The issues that have most significantly delayed delivery or use of the rail cars include welding and painting failures that Metro had not controlled. Over 90 percent of issues Metro inspectors found at the plant in Nebraska were tied to welding, painting or the wire crimping failures.
“During the assessment conducted at Kawasaki Motors Manufacturing, it was discovered that wire crimping defects went undetected by Kawasaki and were found by WMATA’s Resident Inspectors, resulting in defects that require rework on all 548 on-site at WMATA. This will result in rework that will take over one year to accomplish,” the review said.
In the D.C. area, the review noted Metro is using an entire rail car maintenance facility and related personnel to work on a fix to a separate issue for more than 200 of the 7000 Series rail cars that will take more than two years.
The review called all of the fixes needed after the cars arrive at the Greenbelt Rail Yard a burden on Metro resources that could otherwise be used on other maintenance to prevent delays.
“Including stronger contract language for reporting on manufacturer’s internal quality findings can reduce oversight costs for the Authority through more data driven reviews and inspections,” the review said.
Separately, Metro has been negotiating with Kawasaki and the Federal Transit Administration on safety fixes for the cars meant to protect visually-impaired riders from falling onto the tracks. Those fixes are now expected by May.
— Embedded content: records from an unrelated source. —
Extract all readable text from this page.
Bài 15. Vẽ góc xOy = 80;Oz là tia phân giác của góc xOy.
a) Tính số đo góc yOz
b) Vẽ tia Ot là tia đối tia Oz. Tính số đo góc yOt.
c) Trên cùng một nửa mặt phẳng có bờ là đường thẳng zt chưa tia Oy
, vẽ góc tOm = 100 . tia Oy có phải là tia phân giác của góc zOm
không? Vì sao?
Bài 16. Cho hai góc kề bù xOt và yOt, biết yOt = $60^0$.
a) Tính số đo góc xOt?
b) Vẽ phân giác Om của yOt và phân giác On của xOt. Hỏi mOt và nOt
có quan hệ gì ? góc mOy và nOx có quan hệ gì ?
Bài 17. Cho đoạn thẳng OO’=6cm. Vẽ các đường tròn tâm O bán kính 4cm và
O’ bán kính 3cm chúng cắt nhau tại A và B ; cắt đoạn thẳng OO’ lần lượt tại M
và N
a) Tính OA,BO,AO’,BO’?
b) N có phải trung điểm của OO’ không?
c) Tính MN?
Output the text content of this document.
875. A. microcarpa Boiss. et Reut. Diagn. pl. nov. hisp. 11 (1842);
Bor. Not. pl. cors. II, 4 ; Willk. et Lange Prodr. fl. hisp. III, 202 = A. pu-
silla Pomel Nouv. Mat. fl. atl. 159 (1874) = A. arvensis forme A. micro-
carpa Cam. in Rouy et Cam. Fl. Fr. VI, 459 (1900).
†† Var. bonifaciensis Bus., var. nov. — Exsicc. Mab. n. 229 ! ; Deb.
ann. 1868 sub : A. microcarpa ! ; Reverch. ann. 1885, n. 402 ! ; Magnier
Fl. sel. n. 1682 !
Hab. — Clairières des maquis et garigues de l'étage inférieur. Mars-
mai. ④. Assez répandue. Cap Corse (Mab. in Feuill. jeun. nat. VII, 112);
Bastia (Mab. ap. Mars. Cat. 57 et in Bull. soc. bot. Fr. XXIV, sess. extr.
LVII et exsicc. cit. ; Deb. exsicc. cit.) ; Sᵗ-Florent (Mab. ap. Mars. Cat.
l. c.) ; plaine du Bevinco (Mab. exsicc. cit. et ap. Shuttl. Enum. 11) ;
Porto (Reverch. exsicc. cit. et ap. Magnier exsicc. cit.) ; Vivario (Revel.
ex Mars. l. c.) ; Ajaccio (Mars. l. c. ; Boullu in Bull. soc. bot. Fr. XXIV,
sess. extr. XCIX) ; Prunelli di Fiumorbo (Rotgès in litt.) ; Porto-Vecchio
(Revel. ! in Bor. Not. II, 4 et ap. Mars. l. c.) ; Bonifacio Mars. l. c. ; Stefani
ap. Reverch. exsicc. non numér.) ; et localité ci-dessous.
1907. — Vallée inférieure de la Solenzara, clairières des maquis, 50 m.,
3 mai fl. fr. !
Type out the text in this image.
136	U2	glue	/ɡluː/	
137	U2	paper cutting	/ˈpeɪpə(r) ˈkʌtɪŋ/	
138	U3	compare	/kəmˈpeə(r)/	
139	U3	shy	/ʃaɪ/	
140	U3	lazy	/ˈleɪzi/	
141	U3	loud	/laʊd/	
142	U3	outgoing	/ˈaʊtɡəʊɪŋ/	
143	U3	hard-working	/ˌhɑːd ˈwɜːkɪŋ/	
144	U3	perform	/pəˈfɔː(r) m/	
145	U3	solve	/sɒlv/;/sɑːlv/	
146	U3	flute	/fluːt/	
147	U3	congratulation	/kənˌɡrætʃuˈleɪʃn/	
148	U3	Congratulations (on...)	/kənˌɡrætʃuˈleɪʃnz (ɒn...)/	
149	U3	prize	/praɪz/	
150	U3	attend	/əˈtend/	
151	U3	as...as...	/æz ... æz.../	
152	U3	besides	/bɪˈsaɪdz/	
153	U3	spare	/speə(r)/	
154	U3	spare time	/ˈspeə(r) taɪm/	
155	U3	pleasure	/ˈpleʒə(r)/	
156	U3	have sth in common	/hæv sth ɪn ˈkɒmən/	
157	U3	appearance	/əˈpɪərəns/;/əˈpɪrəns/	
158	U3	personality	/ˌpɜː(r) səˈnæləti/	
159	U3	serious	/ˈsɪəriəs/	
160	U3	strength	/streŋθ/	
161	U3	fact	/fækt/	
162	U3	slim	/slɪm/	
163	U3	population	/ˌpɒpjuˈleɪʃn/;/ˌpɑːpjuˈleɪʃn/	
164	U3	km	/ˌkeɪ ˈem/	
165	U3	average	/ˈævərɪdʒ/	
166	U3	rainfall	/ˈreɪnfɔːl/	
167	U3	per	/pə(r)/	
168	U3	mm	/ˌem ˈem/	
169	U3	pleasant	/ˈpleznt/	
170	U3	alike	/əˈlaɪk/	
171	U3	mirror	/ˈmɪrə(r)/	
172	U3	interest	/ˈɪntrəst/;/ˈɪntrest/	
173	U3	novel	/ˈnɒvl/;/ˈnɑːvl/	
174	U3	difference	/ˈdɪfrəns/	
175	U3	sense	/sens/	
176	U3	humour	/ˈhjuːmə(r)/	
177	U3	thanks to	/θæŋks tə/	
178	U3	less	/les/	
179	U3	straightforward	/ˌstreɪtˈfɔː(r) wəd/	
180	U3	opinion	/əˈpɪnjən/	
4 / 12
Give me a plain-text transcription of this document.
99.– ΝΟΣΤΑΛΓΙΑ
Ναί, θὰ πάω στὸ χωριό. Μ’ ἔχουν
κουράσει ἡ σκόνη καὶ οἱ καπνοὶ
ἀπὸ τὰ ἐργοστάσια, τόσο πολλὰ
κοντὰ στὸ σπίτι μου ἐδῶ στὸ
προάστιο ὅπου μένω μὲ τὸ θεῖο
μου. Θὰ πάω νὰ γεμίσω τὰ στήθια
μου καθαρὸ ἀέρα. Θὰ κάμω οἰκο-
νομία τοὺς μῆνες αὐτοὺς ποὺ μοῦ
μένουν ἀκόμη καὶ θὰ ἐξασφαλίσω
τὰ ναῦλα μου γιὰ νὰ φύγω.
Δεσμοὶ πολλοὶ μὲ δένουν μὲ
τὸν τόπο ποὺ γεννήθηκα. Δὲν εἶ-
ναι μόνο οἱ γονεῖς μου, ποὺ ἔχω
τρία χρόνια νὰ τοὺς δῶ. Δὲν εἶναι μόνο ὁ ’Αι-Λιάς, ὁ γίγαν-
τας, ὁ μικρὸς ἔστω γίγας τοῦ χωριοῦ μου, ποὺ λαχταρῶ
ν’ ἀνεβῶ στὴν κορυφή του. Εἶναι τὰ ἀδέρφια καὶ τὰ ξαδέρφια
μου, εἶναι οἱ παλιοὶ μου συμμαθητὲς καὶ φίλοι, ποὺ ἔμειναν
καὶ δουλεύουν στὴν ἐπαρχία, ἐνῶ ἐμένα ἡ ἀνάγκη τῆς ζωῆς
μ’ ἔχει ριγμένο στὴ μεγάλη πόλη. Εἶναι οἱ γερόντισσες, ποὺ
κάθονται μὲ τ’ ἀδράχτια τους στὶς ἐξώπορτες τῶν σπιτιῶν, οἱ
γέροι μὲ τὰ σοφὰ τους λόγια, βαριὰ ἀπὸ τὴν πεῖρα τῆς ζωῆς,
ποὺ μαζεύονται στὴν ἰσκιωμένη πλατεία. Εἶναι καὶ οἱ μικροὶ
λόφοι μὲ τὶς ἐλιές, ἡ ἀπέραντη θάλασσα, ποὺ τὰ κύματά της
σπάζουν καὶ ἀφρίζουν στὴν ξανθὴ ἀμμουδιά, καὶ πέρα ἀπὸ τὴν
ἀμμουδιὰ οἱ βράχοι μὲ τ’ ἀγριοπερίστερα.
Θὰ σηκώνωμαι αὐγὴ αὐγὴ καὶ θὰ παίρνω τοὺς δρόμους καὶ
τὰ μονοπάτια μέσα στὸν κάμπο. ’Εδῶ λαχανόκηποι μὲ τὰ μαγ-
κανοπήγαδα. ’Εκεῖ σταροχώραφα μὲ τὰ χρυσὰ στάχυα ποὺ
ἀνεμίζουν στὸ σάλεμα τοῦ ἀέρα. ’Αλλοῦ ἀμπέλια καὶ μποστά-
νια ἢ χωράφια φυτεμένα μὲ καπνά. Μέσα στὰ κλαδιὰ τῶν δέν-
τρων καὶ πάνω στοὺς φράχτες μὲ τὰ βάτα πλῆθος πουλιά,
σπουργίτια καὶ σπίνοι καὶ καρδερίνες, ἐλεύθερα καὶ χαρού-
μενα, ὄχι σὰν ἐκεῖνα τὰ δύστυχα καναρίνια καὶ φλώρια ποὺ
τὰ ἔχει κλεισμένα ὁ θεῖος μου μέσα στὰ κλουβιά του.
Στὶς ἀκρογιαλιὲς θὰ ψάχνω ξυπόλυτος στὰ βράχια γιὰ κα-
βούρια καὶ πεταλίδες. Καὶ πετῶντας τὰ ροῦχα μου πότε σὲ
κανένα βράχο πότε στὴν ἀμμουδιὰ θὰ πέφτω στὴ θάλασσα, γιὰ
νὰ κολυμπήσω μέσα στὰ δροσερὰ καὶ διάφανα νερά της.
At the Nebraska plant, Metro’s regular inspectors are largely checking the rail cars at specific points in the process rather than monitoring ongoing work such as the wire crimping that ends up covered up when manufacturing is complete.
“Workmanship defects related to wiring and crimping … were identified during a surveillance inspection and would not have been identified during hold point inspections due to concealment through the normal installation process,” the review said.
Metro promised to request additional data from Kawasaki on a weekly basis until manufacturing is complete next year and to update any future contracts for the next round of new rail cars to address the concerns raised in this review.
Regular review meetings on new technical specifications will also begin in coming months.